Darel Newman was voted the #l sprinter in the world in 1965-1966 and is one of the few people who defeated Bob Hayes and the great Russian Olympian, Valeri Borzov. Twice, he tied the outdoor 100-yard or 100-meter world records. He set a 60- yard indoor world record. Newman ran five consecutive 9.3s in the 100-meter in 1964. Despite being only 5'9" and 150 pounds, the "Bald Bullet" from Selma bested the powerfully-built Hayes during a 60-yard indoor race in San Diego. Newman had to tie the then-world 100-meter record of 10.1 to best Borzov during the dual U.S. versus Russia meet in Kiev Stadium during the height of the Cold War. It was the first time that Newman ran in a race with electronic timing. It also was the first time an event was seen on American television via satellite. "My mom was able to watch me run, but she had to get up at 3:00 a.m. to see the race." Newman said.
Newman tied the 100-yard world record of 9.2 while running for Fresno State in the 1964 Fresno West Coast Relays. The same year, he set the indoor world record of 5.9 for 60 yards in the San Francisco Cow Palace, won both the NCAA Division I and Division II 100 races and the NCAA Indoors 60. He said he can't recall ever losing an indoor race. Newman gained his nickname as a result of losing his hair after contracting Valley Fever while still at Selma High School. Newman recalled that his first sprint medal came in the elementary school division of the West Coast Relays. As a freshman at Selma High, he won the Class CICF section 75 and 120-yard sprints. In his senior year, Newman clocked 9.7 for the 100. Reedley College coach Bob Lehman recruited.
Newman rewarded the Tigers With back-to-back conference, Northern California division, and state victories in the 100. He lowered his best time to 9.5 which resulted in a number of scholarship offers. Newman liked Fresno State coach Dutch Warmerdam's low-key approach and decided to stay home. He concentrated on the 100. "I only ran the 200 or 220 occasionally, mainly to pick up points in a dual meet,"stated Newman from his Bakersfield home. "I liked the indoor meets because with my start, 60 yards was a breeze. I remember the problem for Sam Workman and myself was finding a place to practice for the indoor events. We couldn't use spikes on the North Gym floor because that was where the basketball team played and practiced. Coach Red Estes made us some shoes with rubber soles and they worked pretty good."
Estes was chosen by Warmerdam to be his assistant the same year that Newman was a senior. "Darel had an explosive start, so the shorter the race, the better," Estes said. "He beat the best. He was a real competitor. He was the anchor for our sprint relay team and it was an excellent team [Sam Workman, Sid Nickolous and Marv Bryant]." Newman said he did have a good start when he came to Fresno State, but he and the coaches made a science of becoming better. They studied his start from every angle. "When I was in Russia, the Russian coaches and sprinters really studied my start.

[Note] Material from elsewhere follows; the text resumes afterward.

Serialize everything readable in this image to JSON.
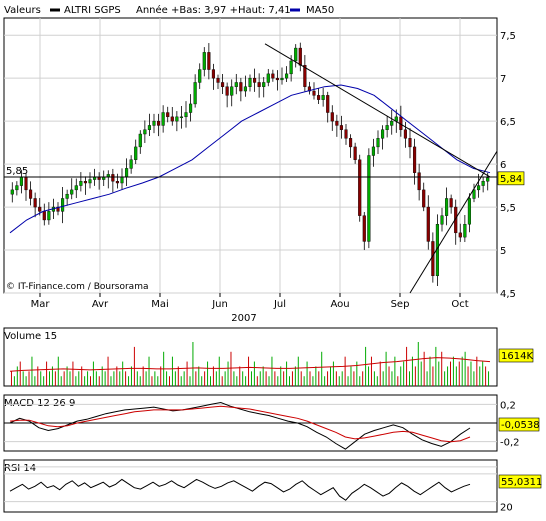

So when Borzov won the Olympic gold, he had copied my start almost perfectly," Newman said. In the 1964 Olympic trials, Newman finished third. "Today, that would have put me on the team, but at that time only the top two were chosen. Now, the first four are put on the team for the sprint relays and the second four are able to form a back-up relay team. Not making the Olympics is about the only regret I have. I did set a Master's 60-yard indoor world record of 6.5 in the over-forty division. If it hadn't been for my disease, I probably would still be running." For thirty-two years, Newman coached and taught at Santa Ana High School and became director of the Santa Ana Relays, the oldest high school meet in the state. "Dutch was a real good coach. He had a lot of confidence in me and when he told me I would win, I knew I would."